As these cases make plain, the new statutory obligation of FMCSA to provide ITDM drivers seeking CMV certification with an individualized assessment of their fitness means first, that the agency should not impose blanket rules or blood glucose cut off scores barring or limiting the certification of ITDM drivers; and second, that all ITDM drivers seeking certification should be individually assessed for their ability to drive CMVs by physicians with expertise in diabetes treatment. We also urge FMCSA to streamline the process for certifying ITDM CMV drivers, and that whatever system or process the agency establishes in this regard be less cumbersome and time consuming than the current one.
The Commission believes that a positive change in FMCSA’s rules applicable to ITDM drivers is likely to have a ripple effect through the economy, enlarging the pool of persons able to obtain not only CMV positions, but also other jobs that include driving as an essential job function. As the Commission noted when issuing its Q&A on diabetes in 2003, “America works best when all Americans work.”

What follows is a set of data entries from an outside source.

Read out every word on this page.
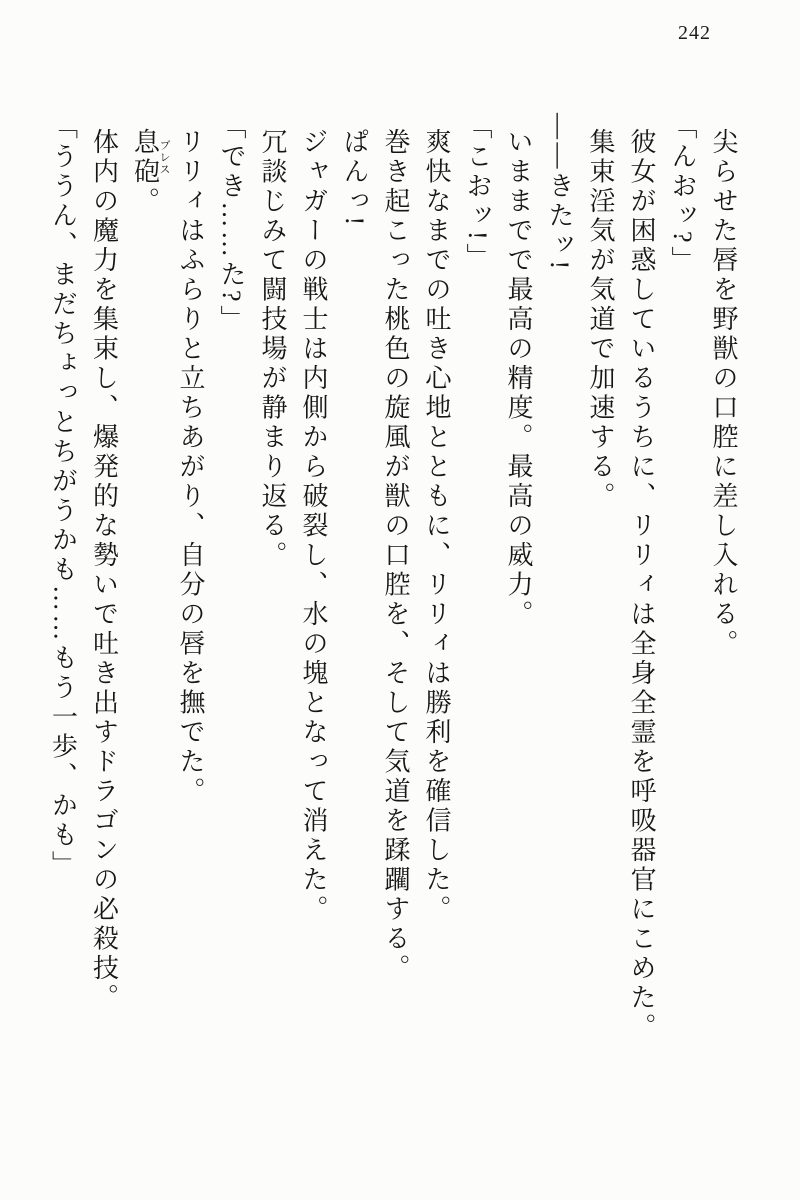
242

尖らせた唇を野獣の口腔に差し入れる。

「んおッ?」

彼女が困惑しているうちに、リリィは全身全霊を呼吸器官にこめた。

集束淫気が気道で加速する。

――きたッ!

いままでで最高の精度。最高の威力。

「こおッ!」

爽快なまでの吐き心地とともに、リリィは勝利を確信した。

巻き起こった桃色の旋風が獣の口腔を、そして気道を蹂躙する。

ぱんっ!

ジャガーの戦士は内側から破裂し、水の塊となって消えた。

冗談じみて闘技場が静まり返る。

「でき……た?」

リリィはふらりと立ちあがり、自分の唇を撫でた。

息砲ブレス。

体内の魔力を集束し、爆発的な勢いで吐き出すドラゴンの必殺技。

「ううん、まだちょっとちがうかも……もう一歩、かも」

If you have further questions or would like to discuss this matter, please feel free to call either Peter S. Gray, Senior Attorney Advisor (202-663-4604) or Carol R. Miaskoff, Assistant Legal Counsel (202-663-4645).
Peggy R. Mastroianni
Associate Legal Counsel
1 The document is available on the EEOC web site at: http://www.eeoc.gov/facts/diabetes.html.
2 The process that the agency established in 2003 has proved cumbersome and time consuming, resulting in few certifications. Two years passed from the agency’s issuance of the September 2003 Notice and the certification of ITDM CMV drivers: the first four ITDM drivers received CMV certifications in September 2005. See 70 Fed. Reg. 52,465 (Sept. 2, 2005).